Mining Nuggets from Safety Silos

May 26, 2015

Better access to the high value information in legacy safety reports has been, for many folk in pharma safety assessment, a “holy grail”. Locked away in these historical data are answers to questions such as:  Has this particular organ toxicity been seen before? In what species, and with what chemistry? Could new biomarker or imaging studies predict the toxicity earlier? What compounds could be leveraged to help build capabilities?

I2E enables extraction and integration of historical preclinical safety information, crucial to optimizing investment in R&D, alleviating concerns where preclinical observations are not expected to be human-relevant, and reducing late stage failures.

I2E enables extraction and integration of historical preclinical safety information, crucial to optimizing investment in R&D, alleviating concerns where preclinical observations may not be human-relevant, and reducing late stage failures.

Coming as I do from a decade of working in data informatics for safety/tox prediction, I was excited by one of the talks at the recent Linguamatics Spring User conference. Wendy Cornell (ex-Merck) presented on an ambitious project to use Linguamatics text mining platform, I2E, in a workflow to extract high value information from safety assessment reports stored in Documentum.

Access to historic safety data is a potential advantage that will be helped with the use of standards in electronic data submission for regulatory studies (e.g. CDISC’s SEND, the standard for exchange of non-clinical data).

Standardizing the formats and vocabularies for key domains in safety studies will enable these data to be fed into searchable databases; however these structured data miss the intellectual content added by the pathologists and toxicologists, whose conclusions are essential for understanding whether evidence of a particular tox finding (e.g. hyalinosis, single cell necrosis, blood enzyme elevations) signals a potential serious problem in humans or is specific to the animal model.

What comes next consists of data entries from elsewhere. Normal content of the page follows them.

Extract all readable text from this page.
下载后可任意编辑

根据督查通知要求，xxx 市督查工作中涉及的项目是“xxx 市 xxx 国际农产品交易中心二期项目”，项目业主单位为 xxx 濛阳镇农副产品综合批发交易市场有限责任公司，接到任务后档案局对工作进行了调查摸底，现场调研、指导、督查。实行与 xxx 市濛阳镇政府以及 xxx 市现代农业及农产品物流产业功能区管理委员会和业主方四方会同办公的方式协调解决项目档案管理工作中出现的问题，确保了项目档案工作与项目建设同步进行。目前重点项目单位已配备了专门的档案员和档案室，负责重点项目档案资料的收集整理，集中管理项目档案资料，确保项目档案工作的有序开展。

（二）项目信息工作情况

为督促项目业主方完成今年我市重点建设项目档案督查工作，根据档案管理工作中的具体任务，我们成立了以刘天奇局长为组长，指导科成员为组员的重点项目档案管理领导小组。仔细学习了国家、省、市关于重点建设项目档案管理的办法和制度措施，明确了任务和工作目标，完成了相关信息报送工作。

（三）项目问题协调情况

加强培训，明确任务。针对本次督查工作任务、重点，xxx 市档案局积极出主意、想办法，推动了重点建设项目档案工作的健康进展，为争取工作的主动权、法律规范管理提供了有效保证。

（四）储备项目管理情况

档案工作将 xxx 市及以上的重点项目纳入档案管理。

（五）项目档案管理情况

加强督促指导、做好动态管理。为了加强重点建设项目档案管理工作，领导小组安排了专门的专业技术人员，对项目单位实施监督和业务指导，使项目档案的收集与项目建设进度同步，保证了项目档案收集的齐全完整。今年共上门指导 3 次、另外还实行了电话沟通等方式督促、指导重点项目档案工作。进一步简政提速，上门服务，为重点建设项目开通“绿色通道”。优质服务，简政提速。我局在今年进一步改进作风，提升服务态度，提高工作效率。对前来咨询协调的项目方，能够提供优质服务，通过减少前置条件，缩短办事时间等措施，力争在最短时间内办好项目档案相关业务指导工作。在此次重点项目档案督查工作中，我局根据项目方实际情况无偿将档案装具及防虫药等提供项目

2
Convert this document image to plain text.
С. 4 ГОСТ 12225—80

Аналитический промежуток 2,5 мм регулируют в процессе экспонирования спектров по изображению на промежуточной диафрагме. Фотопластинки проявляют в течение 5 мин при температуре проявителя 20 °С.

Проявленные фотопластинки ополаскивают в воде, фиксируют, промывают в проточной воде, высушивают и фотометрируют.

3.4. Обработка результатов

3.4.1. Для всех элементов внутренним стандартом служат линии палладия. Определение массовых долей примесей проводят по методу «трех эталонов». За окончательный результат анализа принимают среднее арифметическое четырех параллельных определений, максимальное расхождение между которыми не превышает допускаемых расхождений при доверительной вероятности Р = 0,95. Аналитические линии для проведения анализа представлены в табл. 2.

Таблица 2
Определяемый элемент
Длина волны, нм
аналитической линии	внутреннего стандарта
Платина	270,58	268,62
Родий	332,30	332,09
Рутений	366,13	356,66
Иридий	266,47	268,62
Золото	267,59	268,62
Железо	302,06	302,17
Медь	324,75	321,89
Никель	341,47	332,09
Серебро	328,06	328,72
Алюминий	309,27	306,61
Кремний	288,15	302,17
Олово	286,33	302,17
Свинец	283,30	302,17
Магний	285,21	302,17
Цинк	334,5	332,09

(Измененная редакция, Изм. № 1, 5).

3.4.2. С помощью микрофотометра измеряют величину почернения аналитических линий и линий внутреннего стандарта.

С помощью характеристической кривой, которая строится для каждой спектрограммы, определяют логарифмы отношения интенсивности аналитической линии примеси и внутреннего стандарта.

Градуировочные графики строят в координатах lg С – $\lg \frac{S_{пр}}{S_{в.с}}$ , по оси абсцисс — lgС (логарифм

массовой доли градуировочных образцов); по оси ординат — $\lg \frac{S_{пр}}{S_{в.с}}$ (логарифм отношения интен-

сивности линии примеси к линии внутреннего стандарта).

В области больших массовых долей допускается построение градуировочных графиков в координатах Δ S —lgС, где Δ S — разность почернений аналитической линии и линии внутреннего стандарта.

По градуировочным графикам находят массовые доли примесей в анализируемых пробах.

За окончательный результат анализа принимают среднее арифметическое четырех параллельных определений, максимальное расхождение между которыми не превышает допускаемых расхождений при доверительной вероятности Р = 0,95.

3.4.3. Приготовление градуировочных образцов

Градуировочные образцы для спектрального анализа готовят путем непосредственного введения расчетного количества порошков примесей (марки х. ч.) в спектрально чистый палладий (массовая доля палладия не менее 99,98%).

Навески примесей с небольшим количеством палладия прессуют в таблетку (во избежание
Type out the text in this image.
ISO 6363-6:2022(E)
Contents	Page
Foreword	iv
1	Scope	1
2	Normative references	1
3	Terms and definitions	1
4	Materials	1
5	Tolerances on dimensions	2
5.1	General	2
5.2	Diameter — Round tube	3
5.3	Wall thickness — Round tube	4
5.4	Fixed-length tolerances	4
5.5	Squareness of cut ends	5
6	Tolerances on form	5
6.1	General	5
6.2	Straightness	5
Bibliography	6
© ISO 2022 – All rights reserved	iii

For these key conclusions, access to the full study reports is essential.

At Merck, Wendy’s Proprietary Information and Knowledge Management group, in collaboration with the Safety Assessment and Laboratory Animal Resources (SALAR) group, developed an I2E workflow that extracted the key findings from safety assessment ante- and post-mortem reports, final reports, and protocols, in particular pulling out:

  • Study annotation (species, study duration, compound, target, dosage)
  • Interpreted results sections (i.e. summary or conclusions sections)
  • Organ-specific toxicology and histopathology findings
  • Haematological and serum biochemistry findings

In addition, a separate arm in the workflow leveraged the ABBYY OCR software to extract toxicokinetic (TK) parameters such as area under the curve (AUC), maximum drug concentration (Cmax), and time after dosing of peak drug plasma exposure (TMax) from PDF versions of the documents.

The extracted and normalized information was loaded into a semantic knowledgebase in the Cambridge Semantics ANZO tool and searched and visualized using a tailored ANZO dashboard. This faceted browsing environment enabled the SALAR researchers to ask questions such as, “what compounds with rat 3-month studies show kidney effects, and for these compounds, what long term studies do we have?”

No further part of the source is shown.